The collection, for which Don Coles won the Governor General’s Award
for poetry, consists of two separate and unconnected sections. The first
(untitled) part of the book comprises 13 poems ranging from childhood
reminiscences and love poems to reflections on dying and death. From the
opening lines of “My Death as the Wren Library” to the concluding
lines of the title poem, “Forests of the Medieval World,” Coles
explores personal relationships between lovers and among family members
and friends. Especially poignant are those poems that explore the
poet’s own relationships: “My Son at the Seashore,” “Age Two,”

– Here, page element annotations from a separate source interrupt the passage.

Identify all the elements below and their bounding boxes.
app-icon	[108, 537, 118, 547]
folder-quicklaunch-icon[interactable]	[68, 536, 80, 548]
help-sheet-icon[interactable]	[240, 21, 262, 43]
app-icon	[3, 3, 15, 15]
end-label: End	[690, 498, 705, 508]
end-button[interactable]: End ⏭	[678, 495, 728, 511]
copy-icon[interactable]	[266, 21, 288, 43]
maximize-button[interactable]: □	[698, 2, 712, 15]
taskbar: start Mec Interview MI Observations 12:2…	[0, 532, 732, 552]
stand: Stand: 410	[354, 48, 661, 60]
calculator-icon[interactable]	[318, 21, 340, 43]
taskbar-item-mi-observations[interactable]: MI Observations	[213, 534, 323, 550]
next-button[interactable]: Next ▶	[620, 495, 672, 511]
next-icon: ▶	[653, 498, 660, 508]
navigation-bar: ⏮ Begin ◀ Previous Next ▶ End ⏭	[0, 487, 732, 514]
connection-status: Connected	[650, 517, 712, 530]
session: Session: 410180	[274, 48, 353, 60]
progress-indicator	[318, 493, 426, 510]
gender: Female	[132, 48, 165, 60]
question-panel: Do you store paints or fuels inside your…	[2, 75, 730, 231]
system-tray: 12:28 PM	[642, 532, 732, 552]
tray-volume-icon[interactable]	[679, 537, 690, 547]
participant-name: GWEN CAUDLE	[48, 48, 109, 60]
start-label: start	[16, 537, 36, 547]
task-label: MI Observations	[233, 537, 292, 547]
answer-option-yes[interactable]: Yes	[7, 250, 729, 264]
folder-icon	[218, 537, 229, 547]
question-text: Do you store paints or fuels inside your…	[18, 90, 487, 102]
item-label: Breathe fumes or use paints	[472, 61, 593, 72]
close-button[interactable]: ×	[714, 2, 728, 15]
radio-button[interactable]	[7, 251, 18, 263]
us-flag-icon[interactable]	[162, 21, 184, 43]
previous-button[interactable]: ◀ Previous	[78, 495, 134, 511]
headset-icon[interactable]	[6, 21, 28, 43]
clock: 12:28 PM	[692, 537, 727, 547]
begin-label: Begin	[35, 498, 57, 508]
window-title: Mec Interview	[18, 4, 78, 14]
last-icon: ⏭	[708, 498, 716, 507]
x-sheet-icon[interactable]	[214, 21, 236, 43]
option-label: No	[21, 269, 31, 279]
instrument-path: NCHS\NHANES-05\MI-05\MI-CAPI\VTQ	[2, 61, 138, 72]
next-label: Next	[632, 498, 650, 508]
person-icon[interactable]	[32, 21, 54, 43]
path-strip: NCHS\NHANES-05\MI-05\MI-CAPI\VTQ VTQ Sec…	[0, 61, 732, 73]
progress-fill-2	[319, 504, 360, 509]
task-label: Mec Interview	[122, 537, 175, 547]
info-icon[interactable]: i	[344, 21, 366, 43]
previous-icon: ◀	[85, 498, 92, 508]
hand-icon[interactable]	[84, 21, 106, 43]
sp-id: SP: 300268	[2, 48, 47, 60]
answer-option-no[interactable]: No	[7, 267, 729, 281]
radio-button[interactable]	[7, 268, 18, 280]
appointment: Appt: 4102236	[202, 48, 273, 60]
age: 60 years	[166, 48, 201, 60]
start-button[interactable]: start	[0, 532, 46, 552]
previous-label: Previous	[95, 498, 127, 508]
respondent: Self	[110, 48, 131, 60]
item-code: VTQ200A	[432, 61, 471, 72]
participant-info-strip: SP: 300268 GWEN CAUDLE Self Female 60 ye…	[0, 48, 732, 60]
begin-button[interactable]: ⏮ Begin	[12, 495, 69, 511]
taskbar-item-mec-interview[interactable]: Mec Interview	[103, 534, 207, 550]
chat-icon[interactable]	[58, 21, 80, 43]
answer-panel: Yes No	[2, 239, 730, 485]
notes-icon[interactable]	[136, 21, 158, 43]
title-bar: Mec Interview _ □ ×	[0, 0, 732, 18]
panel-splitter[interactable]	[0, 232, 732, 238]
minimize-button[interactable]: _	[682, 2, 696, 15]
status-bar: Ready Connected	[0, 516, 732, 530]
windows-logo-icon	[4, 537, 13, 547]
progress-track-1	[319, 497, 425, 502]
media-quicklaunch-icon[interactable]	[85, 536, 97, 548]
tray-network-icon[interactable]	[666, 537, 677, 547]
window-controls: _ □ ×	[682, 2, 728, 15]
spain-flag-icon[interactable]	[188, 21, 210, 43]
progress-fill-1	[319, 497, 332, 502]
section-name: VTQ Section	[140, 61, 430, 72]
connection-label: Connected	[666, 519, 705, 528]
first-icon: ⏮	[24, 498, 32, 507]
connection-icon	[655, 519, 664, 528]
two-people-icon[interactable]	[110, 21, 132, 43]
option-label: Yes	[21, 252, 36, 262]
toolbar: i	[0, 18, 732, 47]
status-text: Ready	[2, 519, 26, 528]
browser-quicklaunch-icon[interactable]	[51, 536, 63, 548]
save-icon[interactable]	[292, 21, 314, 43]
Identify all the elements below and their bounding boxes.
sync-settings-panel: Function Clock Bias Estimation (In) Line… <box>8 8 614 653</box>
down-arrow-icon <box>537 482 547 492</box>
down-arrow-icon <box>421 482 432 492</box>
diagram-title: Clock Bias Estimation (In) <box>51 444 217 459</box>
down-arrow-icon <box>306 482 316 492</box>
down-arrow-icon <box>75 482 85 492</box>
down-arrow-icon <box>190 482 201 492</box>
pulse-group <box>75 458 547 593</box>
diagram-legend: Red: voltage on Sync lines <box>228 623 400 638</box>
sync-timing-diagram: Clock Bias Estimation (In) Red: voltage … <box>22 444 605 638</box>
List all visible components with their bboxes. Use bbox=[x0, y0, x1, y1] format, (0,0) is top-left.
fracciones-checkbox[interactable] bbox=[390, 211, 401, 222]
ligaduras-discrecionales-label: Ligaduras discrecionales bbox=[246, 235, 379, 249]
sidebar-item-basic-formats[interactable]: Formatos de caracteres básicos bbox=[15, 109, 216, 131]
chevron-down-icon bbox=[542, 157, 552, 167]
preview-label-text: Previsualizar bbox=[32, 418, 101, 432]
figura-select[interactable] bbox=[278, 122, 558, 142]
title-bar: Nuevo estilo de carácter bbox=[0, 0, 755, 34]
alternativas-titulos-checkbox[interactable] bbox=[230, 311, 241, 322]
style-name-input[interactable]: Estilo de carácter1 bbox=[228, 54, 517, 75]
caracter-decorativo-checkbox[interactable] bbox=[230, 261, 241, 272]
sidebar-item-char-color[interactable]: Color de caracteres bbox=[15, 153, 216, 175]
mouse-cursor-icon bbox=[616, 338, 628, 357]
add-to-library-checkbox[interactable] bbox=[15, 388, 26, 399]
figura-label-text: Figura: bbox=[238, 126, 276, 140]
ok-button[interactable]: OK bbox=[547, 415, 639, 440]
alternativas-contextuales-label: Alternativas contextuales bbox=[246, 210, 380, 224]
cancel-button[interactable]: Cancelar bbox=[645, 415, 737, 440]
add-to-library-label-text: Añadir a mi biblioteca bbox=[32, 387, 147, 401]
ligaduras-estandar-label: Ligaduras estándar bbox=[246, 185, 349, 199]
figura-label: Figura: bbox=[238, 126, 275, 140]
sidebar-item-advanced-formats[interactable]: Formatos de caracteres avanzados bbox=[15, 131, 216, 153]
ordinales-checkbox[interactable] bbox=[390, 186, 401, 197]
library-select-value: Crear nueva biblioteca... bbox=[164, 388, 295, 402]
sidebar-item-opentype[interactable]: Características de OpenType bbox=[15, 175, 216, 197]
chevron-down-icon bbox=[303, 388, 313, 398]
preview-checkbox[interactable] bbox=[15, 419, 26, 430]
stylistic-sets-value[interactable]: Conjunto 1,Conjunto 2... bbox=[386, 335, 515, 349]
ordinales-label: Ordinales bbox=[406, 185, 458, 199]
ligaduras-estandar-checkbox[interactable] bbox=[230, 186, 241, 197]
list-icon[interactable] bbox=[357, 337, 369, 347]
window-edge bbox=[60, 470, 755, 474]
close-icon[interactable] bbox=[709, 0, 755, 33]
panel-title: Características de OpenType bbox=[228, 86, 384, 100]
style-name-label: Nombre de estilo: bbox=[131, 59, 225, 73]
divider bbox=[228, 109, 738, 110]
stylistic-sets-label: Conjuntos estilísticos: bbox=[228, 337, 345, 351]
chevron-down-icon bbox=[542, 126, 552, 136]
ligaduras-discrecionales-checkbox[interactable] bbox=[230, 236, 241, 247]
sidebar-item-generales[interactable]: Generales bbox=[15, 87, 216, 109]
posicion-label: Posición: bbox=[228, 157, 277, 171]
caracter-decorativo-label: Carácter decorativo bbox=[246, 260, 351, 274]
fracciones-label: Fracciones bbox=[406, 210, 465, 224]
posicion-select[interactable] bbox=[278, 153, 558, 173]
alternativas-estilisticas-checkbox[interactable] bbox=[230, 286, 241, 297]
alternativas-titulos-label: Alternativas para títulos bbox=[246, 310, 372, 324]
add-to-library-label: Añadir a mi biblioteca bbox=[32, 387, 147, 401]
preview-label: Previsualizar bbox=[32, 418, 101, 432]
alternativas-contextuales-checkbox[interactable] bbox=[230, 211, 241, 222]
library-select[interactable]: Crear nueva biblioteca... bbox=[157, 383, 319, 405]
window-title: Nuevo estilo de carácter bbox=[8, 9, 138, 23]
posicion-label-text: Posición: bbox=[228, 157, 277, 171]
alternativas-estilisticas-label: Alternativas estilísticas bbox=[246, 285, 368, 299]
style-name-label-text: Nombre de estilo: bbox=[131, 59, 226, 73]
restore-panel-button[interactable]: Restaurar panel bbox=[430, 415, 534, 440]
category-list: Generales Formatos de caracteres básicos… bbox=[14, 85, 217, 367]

and “Basketball Player and Friends.”

The 10 poems that make up the second section, entitled “The Edvard
Munch Poems,” provide some interesting insights into the life and
times, as well as the work, of the Norwegian expressionist etcher,
woodcarver, and lithographer. Emphasized are Munch’s relationships
with his mother and sister (both victims of tuberculosis when he was in
his teens), and with a lover named “Fru H.” There is something
pretentious about the author’s habit of interspersing Norwegian—and,
for some reason, German and French— expressions throughout the text
(some, but not all, are translated in footnotes). Also detracting from
the impact of the poems are several footnoted explanations.